On to the solution.  We will do this in 10 steps

          1 Our first step is to modify the lowest level of the market so that it behaves according to free market principles.  The lowest level is the purchaser, or in other words, you and me.  Health care needs customers that will shop around based on price, quality, and overall value.  The system also needs customers who care more about price than quality or service.  These types of customers will drive down costs the most.  The way to do this is through two steps.  First we require all health care providers to publish their prices online in a standardized format.  Web pages are cheap, and the US government can even host the server for it.  A large website like this likely would only cost a few hundred dollars a month and could easily host all the medical prices for an entire state.  This information, once available makes it possible for you and I to shop around by price, quality, safety record, customer satisfaction, and any number of other metrics.  Once it is possible to shop for better value, we must provide the motivation to do so.  Health savings accounts would provide this, and are the second step in this process.  In a health savings account the money is yours, and if you don't spend it you get to keep it.

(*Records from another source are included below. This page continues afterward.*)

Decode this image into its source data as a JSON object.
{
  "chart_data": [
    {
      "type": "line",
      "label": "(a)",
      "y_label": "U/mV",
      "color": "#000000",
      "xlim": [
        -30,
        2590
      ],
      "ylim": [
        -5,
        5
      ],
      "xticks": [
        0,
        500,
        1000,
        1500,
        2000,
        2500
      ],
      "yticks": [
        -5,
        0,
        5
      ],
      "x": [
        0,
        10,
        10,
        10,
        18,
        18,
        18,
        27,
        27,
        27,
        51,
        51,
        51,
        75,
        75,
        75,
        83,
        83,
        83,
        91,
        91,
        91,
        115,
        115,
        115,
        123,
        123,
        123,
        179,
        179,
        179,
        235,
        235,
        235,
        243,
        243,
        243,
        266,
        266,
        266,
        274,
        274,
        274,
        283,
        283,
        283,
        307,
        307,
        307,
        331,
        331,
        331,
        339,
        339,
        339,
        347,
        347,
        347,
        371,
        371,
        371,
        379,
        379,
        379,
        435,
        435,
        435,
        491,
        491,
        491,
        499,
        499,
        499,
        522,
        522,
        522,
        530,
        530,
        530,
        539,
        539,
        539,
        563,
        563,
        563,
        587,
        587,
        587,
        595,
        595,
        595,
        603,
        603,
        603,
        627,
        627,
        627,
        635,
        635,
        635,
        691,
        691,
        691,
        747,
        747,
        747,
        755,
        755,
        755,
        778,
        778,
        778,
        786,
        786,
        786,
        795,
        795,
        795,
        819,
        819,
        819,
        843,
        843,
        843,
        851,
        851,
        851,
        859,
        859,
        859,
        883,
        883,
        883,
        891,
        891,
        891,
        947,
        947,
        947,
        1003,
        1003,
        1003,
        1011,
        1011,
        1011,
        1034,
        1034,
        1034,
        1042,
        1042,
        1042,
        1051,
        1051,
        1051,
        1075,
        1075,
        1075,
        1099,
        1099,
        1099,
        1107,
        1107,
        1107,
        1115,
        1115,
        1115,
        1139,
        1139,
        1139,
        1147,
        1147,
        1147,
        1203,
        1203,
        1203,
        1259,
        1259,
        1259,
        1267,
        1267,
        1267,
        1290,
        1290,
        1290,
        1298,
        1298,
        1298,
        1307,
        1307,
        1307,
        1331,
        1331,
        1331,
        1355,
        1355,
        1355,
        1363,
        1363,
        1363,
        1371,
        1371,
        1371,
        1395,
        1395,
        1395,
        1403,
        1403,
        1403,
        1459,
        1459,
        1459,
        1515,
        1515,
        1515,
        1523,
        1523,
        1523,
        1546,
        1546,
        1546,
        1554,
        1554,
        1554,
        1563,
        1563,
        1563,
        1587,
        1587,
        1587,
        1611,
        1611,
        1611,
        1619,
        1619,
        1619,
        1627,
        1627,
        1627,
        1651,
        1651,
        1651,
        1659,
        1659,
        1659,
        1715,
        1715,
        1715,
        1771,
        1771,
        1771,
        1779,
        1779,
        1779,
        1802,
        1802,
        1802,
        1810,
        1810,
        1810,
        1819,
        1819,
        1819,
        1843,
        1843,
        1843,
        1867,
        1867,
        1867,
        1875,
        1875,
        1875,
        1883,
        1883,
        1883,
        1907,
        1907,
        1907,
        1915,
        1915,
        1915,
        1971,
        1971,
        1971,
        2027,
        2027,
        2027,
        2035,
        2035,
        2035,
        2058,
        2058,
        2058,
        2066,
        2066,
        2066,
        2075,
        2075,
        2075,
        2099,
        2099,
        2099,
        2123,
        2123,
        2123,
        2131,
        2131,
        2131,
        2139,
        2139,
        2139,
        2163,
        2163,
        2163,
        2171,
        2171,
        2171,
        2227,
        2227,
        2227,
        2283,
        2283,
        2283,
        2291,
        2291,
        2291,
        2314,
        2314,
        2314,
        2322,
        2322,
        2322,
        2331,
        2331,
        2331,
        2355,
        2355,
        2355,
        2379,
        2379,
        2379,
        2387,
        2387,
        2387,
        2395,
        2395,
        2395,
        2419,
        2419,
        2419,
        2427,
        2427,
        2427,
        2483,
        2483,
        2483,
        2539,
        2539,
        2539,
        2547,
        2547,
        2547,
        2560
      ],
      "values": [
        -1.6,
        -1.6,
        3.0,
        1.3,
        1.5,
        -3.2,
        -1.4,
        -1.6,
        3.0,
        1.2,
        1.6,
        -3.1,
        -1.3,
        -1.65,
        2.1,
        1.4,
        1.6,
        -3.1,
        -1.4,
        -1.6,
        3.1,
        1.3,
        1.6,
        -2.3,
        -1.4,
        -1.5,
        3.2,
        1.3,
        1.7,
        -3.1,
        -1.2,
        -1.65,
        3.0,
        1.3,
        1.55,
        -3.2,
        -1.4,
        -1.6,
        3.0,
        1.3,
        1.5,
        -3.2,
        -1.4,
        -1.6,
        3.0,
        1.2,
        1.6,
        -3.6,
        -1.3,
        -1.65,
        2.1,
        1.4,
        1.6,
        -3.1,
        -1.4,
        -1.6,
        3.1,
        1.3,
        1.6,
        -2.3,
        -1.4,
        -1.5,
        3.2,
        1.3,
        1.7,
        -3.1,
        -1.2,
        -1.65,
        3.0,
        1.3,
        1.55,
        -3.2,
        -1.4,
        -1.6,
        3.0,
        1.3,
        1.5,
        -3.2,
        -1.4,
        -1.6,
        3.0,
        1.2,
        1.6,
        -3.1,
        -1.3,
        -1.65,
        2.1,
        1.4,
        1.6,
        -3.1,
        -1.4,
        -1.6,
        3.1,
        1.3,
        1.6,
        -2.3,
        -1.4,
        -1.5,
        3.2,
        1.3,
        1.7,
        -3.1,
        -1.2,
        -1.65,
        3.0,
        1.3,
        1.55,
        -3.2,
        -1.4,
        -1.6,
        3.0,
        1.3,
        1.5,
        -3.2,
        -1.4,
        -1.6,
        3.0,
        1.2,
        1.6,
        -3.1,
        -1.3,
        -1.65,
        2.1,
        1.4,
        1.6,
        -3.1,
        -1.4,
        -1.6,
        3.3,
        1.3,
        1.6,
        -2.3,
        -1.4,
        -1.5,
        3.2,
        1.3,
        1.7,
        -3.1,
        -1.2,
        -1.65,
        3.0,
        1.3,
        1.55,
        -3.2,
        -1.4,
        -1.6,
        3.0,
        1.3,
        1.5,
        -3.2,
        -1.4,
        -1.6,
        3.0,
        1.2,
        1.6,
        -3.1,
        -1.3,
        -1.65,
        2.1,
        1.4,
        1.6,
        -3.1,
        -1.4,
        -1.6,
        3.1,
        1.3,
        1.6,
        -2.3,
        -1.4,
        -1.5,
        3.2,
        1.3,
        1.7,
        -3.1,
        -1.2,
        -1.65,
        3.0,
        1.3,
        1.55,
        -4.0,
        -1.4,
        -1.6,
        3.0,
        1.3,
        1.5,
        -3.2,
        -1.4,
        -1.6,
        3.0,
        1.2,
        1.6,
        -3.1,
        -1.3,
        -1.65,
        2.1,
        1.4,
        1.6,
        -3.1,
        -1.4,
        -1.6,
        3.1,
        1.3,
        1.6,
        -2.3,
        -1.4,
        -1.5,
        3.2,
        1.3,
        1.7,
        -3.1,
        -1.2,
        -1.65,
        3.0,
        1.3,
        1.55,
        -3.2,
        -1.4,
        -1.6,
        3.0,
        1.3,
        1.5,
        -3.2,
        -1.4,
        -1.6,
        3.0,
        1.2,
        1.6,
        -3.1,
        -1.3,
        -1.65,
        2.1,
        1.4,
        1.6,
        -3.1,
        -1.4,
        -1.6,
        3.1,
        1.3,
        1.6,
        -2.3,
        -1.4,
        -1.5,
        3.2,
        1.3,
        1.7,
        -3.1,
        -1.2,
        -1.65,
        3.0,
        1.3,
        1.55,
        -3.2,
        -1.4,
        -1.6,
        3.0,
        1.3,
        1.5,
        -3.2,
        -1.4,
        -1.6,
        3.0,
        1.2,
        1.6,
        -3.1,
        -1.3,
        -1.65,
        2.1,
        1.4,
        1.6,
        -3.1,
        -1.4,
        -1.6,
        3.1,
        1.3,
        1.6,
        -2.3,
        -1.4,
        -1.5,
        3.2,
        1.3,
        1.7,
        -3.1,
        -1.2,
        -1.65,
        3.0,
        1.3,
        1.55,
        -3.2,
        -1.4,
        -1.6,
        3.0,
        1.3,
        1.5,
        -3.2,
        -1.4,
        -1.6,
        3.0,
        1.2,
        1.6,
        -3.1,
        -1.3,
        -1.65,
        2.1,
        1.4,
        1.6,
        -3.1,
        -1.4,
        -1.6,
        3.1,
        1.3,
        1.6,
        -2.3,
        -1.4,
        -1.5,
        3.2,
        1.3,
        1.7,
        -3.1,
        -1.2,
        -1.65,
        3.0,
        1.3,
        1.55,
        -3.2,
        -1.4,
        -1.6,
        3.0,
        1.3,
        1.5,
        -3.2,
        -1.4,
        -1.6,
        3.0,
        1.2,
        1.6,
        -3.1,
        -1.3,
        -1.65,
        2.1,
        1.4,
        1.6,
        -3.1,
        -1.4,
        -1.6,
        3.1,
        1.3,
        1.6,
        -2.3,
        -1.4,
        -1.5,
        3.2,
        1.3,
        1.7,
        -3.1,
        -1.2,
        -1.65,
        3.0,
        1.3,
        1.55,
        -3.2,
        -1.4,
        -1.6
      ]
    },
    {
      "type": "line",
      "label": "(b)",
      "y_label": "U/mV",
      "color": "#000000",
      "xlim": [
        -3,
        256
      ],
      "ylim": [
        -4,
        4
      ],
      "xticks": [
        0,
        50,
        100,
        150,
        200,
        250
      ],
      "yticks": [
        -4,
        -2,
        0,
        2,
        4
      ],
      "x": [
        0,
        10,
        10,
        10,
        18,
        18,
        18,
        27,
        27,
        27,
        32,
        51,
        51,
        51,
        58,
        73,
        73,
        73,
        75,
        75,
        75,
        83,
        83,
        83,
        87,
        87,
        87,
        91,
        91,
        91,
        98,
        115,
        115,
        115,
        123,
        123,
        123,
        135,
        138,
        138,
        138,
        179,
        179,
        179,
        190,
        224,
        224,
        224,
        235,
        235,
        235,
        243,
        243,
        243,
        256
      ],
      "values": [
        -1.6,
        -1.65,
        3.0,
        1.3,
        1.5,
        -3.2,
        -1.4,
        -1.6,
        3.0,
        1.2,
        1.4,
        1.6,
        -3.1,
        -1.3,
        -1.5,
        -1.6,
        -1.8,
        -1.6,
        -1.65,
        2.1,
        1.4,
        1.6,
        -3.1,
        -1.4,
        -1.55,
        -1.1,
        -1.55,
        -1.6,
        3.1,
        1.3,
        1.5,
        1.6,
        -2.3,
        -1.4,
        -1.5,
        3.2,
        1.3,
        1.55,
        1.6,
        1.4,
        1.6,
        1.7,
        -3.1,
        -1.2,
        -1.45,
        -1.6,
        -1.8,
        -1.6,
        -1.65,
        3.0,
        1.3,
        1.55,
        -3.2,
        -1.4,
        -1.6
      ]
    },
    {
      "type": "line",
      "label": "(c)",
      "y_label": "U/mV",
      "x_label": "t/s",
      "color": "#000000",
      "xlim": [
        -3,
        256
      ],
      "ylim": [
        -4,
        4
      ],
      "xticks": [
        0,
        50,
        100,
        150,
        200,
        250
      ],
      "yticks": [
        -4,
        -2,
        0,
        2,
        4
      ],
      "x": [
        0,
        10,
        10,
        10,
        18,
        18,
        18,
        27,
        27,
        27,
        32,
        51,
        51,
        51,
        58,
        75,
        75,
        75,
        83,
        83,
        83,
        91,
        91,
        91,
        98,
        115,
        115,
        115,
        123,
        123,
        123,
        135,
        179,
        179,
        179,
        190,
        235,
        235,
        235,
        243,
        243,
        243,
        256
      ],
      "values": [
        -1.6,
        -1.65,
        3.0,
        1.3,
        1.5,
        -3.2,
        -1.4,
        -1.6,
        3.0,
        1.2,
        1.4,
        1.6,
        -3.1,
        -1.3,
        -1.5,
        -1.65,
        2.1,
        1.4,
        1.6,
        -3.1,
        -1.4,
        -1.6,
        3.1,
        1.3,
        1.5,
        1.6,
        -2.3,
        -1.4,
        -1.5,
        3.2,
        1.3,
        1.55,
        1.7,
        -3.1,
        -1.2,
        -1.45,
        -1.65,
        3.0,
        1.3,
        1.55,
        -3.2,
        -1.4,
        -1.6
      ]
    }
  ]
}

          2 Our second step would be to introduce more free market behavior into our payment methods for health care, meaning the insurance industry.  Medical billing is very expensive and inefficient.  One estimate is that 1% of GDP or 6.25% of Health costs is in administration costs, or just paperwork.  Health insurance companies don't bother to find more efficient ways to administer their customers, because they don't feel any pressure to do so.  In order to make this more competitive and encourage health insurance companies to become efficient, I would institute an Opt out rule for all health insurance.  What this rule would do is make it possible for anyone that currently get health insurance from their employer to opt out, and have the employer contribute the amount they are paying into the health insurance plan of the employees choice, or into a health savings account.  If the plan or savings account contribution amount is lower for the employees chosen health plan than for the employers plan, then the balance would go back into the employees pay check.  This allows and even motivates employees to shop for cheaper, more efficient health insurance, and at the same time forces health insurance companies to compete with health savings accounts.  I would also require that health care providers give their lowest prices to customers who pay in cash or equivalent at the time of service.  Since medical billing is so expensive, a customer who pays by cash, cashiers check or debit card will cost the hospital significantly less than a customer who pays through an expensive and lengthy claims process.  Since prices have to be listed online, the online listed price will be for those who pay in cash.  The hospital can then charge a percent surcharge for other types of payment.  Many large insurance companies negotiate lower prices for themselves.  This is fine, as long as the price for a regular person paying in cash or debit card is at least 2% lower than any form of payment that costs the hospital money.  Thus anyone can get those cheap prices just by paying cash.  This is not unfair to insurance companies, since they can move to a debit card payment system instead of the current medical billing nightmare.  An insurance company could then assure themselves of the lowest prices available by arranging some form of debit card payment for all transactions.